Beef and Rice Stuffed Bell Peppers

Ingredients:

for the sauce
1 Tbsp olive oil
1 onion, diced
1 cup beef broth
2 cups prepared marinara sauce, or other tomato sauce
1 Tbsp balsamic vinegar
¼ tsp red pepper flakes, optional

for the peppers
1 lb lean ground beef
¼ lb hot Italian pork sausage, casings removed
2 cups cooked rice
1 cup finely grated “real” parmesan cheese (Parmigiano-Reggiano)
¼ cup chopped Italian parsley
4 garlic cloves, minced very fine
1 can (10 oz) petite diced tomatoes
2 tsp salt
1 tsp freshly ground black pepper
pinch of cayenne
4 large green bell peppers

Directions:

Preheat oven to 375°.

In a sauté pan, bring olive oil to medium heat then add onions and a pinch of salt. Sweat until translucent, about 5 to 6 minutes. Remove half of the onions from the pan and set aside in a large mixing bowl. To the pan, add balsamic vinegar, beef stock, marinara sauce, and red pepper flakes then stir to combine. Pour contents of the pan into a deep, large casserole dish and set aside.
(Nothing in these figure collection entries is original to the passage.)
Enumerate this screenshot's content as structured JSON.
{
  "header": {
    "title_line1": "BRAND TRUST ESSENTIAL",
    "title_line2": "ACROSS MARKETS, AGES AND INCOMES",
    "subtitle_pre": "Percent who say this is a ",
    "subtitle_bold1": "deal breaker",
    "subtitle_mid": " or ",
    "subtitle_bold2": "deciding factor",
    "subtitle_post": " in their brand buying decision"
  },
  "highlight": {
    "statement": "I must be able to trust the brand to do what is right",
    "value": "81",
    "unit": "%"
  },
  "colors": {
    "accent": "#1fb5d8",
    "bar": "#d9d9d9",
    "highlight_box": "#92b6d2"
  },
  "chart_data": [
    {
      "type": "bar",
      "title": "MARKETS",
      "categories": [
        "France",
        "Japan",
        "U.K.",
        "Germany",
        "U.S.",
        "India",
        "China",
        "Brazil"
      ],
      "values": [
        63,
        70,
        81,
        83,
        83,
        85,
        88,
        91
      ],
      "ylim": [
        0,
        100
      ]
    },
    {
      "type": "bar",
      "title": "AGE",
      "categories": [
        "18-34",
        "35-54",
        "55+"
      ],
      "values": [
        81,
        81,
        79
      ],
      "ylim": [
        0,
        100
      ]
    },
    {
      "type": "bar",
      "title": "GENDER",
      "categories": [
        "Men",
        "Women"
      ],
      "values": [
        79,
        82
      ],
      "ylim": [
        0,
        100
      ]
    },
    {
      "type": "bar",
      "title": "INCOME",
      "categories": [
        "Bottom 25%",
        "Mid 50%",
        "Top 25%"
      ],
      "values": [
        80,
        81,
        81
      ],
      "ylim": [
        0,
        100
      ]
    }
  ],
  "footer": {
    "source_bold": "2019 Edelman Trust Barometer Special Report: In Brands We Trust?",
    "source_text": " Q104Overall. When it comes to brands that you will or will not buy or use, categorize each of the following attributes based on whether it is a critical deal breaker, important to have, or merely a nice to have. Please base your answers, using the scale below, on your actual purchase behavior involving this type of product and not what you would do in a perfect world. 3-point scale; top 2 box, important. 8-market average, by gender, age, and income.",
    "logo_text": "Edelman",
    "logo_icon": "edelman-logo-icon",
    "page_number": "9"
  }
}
To the onions in a large mixing bowl, add lean ground beef, Italian pork sausage, garlic, parsley, salt, pepper, cayenne, and diced tomatoes. With your hands, mix ingredients together until  combined. Add rice and parmesan cheese then stir with a wooden spoon until combined.

Halve peppers lengthwise then scoop out the stems and seeds. Spoon stuffing into each pepper and pack firmly. There is enough stuffing to round off each pepper. Transfer to the baking dish with reserved sauce, sprinkle each pepper with additional cheese. Cover the casserole dish with aluminum foil and bake in a 375° oven for 45 minutes. Then remove foil and cook uncovered for about 20 more minutes. The peppers are ready when they are tender. Spoon sauce over each pepper and serve.